Last night we were troubleshooting really poor performance on a core system. One of the things being investigated was a network switch. On every interface of the network switch we were seeing flow control pause counters continually incrementing. This is usually an indication that the systems hooked to those interfaces are saying, "Whoa, can't handle the traffic, pause a bit, and let me catch up." But the fact we were seeing this on every interface, even for brand new servers that were doing absolutely nothing seem to indicate something was going on at the switch level. We had vendor support on the phone and they were flagging the counters and saying, "Your servers can't keep up. This may be the cause of your performance problems."
Even though I'm a DBA now, because the issue was big enough, I was brought back over to provide any assistance I could yesterday afternoon. I had already done a packet trace.
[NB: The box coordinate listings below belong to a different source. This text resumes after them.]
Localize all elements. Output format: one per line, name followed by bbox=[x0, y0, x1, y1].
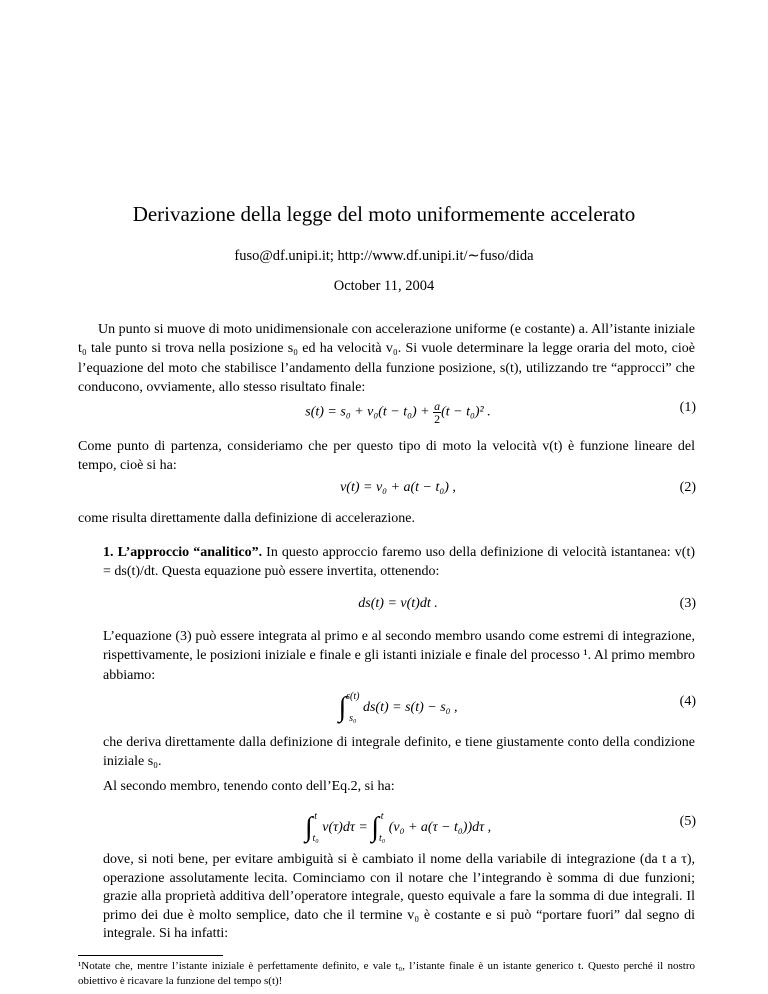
intro-paragraph: Un punto si muove di moto unidimensionale con accelerazione uniforme (e costante) a. All’istante iniziale t₀ tale punto si trova nella posizione s₀ ed ha velocità v₀. Si vuole determinare la legge oraria del moto, cioè l’equazione del moto che stabilisce l’andamento della funzione posizione, s(t), utilizzando tre “approcci” che conducono, ovviamente, allo stesso risultato finale: bbox=[78, 322, 695, 396]
footnote-rule bbox=[78, 955, 223, 956]
equation-4: ∫ s(t) s₀ ds(t) = s(t) − s₀ , (4) bbox=[100, 680, 696, 724]
equation-5: ∫ t t₀ v(τ)dτ = ∫ t t₀ (v₀ + a(τ − t₀))dτ , (5) bbox=[304, 811, 696, 844]
paragraph-additive: dove, si noti bene, per evitare ambiguità si è cambiato il nome della variabile di integrazione (da t a τ), operazione assolutamente lecita. Cominciamo con il notare che l’integrando è somma di due funzioni; grazie alla proprietà additiva dell’operatore integrale, questo equivale a fare la somma di due integrali. Il primo dei due è molto semplice, dato che il termine v₀ è costante e si può “portare fuori” dal segno di integrale. Si ha infatti: bbox=[103, 852, 695, 942]
paragraph-second-member: Al secondo membro, tenendo conto dell’Eq.2, si ha: bbox=[103, 779, 395, 794]
list-item-analytic bbox=[103, 543, 695, 582]
paragraph-acceleration: come risulta direttamente dalla definizione di accelerazione. bbox=[78, 511, 415, 526]
equation-number-1: (1) bbox=[679, 400, 696, 415]
equation-number-3: (3) bbox=[679, 596, 696, 611]
equation-2: v(t) = v₀ + a(t − t₀) , (2) bbox=[340, 480, 696, 495]
equation-number-5: (5) bbox=[679, 814, 696, 829]
eq1-left: s(t) = s₀ + v₀(t − t₀) + bbox=[305, 404, 434, 420]
paragraph-definite: che deriva direttamente dalla definizione di integrale definito, e tiene giustamente conto della condizione iniziale s₀. bbox=[103, 735, 695, 770]
list-item-text: In questo approccio faremo uso della definizione di velocità istantanea: v(t) = ds(t)/dt. Questa equazione può essere invertita, ottenendo: bbox=[103, 545, 695, 580]
equation-number-2: (2) bbox=[679, 480, 696, 495]
integral-sign: ∫ bbox=[338, 692, 347, 723]
list-item-label: 1. L’approccio “analitico”. bbox=[103, 545, 263, 560]
document-title: Derivazione della legge del moto uniformemente accelerato bbox=[132, 202, 636, 226]
footnote-1: ¹Notate che, mentre l’istante iniziale è perfettamente definito, e vale t₀, l’istante finale è un istante generico t. Questo perché il nostro obiettivo è ricavare la funzione del tempo s(t)! bbox=[78, 960, 695, 987]
equation-1 bbox=[100, 394, 696, 424]
eq1-right: (t − t₀)² . bbox=[441, 404, 491, 420]
paragraph-velocity: Come punto di partenza, consideriamo che per questo tipo di moto la velocità v(t) è funzione lineare del tempo, cioè si ha: bbox=[78, 439, 695, 474]
document-date: October 11, 2004 bbox=[333, 278, 435, 294]
integral-sign: ∫ bbox=[304, 812, 313, 843]
integral-sign: ∫ bbox=[371, 812, 379, 843]
paragraph-integration: L’equazione (3) può essere integrata al primo e al secondo membro usando come estremi di integrazione, rispettivamente, le posizioni iniziale e finale e gli istanti iniziale e finale del processo ¹. Al primo membro abbiamo: bbox=[103, 629, 695, 683]
equation-number-4: (4) bbox=[679, 694, 696, 709]
eq1-fraction: $\frac{a}{2}$ bbox=[434, 399, 441, 426]
integral-limits: s(t) s₀ bbox=[346, 691, 360, 724]
equation-3: ds(t) = v(t)dt . (3) bbox=[358, 596, 696, 611]
author-line: fuso@df.unipi.it; http://www.df.unipi.it/∼fuso/dida bbox=[234, 248, 534, 264]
I had seen all the MAC control datagrams saying pause. They looked a lot like this post here. So we immediately said, "Hey, we shouldn't be seeing these. Let's turn off flow control everywhere." We did - on the server and the switch. The flow control messages kept coming. What?!?
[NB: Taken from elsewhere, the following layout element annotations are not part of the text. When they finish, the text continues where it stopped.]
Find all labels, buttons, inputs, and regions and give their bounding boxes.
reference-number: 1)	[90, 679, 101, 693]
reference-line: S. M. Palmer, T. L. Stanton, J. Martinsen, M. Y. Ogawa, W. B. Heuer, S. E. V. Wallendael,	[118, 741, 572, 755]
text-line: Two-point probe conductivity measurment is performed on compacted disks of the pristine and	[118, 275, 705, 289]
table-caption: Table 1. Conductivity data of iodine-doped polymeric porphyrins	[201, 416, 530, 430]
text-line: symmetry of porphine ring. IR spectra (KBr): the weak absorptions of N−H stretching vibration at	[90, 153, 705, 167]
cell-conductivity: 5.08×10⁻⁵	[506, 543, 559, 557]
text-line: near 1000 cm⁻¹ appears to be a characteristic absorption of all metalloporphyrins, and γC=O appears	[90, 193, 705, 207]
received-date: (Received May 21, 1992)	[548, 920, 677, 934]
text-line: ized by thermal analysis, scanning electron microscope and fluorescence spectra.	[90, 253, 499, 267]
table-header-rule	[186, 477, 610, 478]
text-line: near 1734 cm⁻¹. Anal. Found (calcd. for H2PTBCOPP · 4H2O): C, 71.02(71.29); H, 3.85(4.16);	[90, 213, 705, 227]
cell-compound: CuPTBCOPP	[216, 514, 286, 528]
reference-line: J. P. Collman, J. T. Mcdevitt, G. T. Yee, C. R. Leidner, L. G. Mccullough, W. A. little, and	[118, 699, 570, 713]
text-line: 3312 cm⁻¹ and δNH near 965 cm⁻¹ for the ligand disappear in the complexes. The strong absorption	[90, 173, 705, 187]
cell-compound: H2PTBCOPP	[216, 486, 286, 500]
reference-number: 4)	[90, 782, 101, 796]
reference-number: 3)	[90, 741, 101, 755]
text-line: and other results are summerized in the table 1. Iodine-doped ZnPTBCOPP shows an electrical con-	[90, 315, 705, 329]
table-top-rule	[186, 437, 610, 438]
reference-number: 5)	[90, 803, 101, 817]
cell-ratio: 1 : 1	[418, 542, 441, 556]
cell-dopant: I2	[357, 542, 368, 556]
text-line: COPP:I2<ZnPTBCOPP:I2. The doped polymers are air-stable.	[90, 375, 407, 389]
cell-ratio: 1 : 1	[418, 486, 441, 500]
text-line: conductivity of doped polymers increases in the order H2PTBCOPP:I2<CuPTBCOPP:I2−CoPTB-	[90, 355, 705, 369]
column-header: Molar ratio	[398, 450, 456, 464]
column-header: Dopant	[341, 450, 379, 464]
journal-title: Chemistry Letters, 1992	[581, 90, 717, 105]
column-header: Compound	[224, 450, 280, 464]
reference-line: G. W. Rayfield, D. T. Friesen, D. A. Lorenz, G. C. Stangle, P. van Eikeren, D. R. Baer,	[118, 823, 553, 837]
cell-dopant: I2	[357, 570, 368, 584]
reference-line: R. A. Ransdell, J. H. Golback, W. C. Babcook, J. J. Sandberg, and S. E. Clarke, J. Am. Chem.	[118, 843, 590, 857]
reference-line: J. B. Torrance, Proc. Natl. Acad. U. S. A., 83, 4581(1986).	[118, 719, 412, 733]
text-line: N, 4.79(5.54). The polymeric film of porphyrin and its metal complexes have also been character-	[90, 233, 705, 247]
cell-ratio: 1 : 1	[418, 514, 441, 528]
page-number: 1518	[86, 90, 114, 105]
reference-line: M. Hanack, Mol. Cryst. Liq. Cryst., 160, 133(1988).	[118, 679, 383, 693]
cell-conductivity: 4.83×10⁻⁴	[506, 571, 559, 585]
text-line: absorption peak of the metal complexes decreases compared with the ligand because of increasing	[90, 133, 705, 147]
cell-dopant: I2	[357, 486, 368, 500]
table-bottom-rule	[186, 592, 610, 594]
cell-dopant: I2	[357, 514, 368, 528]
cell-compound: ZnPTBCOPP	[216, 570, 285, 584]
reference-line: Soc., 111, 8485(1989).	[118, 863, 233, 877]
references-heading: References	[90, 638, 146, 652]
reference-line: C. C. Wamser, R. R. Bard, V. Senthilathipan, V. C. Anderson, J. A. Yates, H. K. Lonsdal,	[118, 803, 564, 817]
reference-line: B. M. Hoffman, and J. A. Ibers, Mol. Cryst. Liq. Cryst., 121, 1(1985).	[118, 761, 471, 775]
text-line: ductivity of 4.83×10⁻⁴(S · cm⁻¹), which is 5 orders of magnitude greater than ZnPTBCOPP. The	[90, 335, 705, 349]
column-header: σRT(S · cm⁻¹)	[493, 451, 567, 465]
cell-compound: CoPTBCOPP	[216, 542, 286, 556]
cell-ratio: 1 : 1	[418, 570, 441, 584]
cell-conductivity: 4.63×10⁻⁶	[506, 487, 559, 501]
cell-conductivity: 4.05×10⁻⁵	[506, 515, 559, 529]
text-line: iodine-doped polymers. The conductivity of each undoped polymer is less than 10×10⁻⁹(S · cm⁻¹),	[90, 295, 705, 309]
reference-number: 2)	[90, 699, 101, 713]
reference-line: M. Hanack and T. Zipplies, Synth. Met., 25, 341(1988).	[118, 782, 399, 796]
What made things increasingly interesting is that when we looked at the MAC address for the origination of these messages (this is at layer 2), they weren't from the same MAC address the OS was recognizing. Same vendor, and the MAC address was only 1 or 2 off on that last octet. So it seemed tied to the same converged network adapter (CNA), but we couldn't explain the MAC address any more than we could explain the flow control message. One of the things I eventually keyed in on after concluding that the servers weren't under load and shouldn't be sending pause messages because they were under load was to look at the time quanta. The time quanta was 0. This means "send immediately." Basically, if I send a message saying pause, I set a time quanta for you to wait. If I send another message saying pause, and the first one isn't done, you overwrite the time with the new. So a 0 time quanta basically means, if you were pausing, stop, and give me the data. And we were seeing a ton of these. I still couldn't explain the cause of the messages, but what it did tell me is the counter incrementing on the switch was a red herring. Our switch vendor did some research in their case histories and found out that it was consistent among at least two of the generation 1 CNAs to do this in order to keep traffic flow coming. Low and behold, that's what we have, gen 1 CNAs. So the adapter was automatically sending out the messages independent of the OS and that explained the different MAC address. So it was not the real problem. And we could safely ignore the flow control pause messages we were seeing. Meaning the track they were taking was a dead end.
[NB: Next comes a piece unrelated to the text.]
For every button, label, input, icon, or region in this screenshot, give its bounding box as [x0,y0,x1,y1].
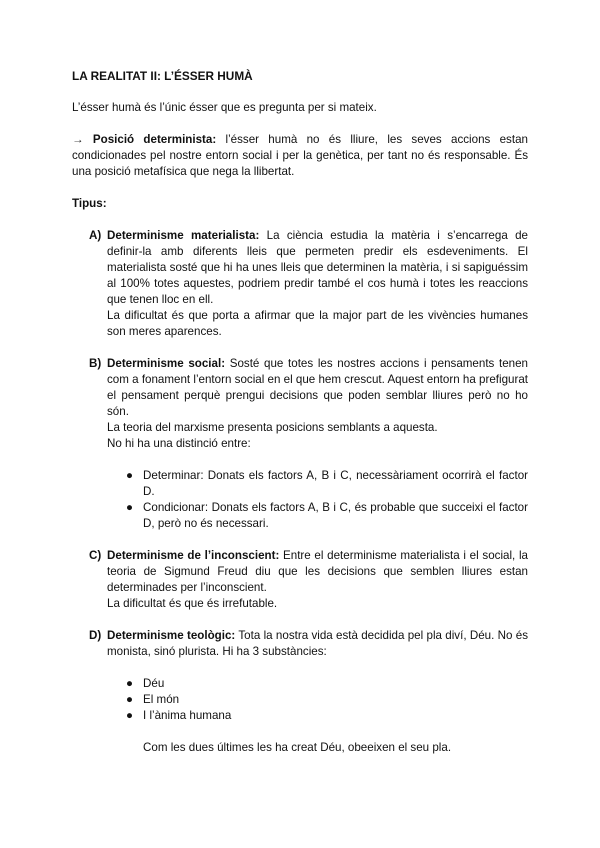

Here's why I say to do the packet trace especially when things are good. The networking guys indicating they've been seeing these counters increment all along, ever since we put the switches in. However, no one had collaborated to do the packet traces on these servers to investigate what was going on. On previous support calls the switch vendor had indicated we could ignore these counter increments, they weren't related to whatever issue we were having. Why this time was different, I don't know. However, had we done a packet trace when performance was good, we'd have seen the time quanta zero and the unexplained MAC address then. And we'd have worked on an explanation then. Meaning we wouldn't have traced that trail in the wee hours of this morning because we would have known that was expected traffic. It's always a good idea to look at your system carefully when it's working fine. That helps you see what is out of place when things aren't going so well. And this is especially true at the network layer. I can't tell you how many times I've discovered an issue that was at the server level because of a packet trace. But that's a post for another time.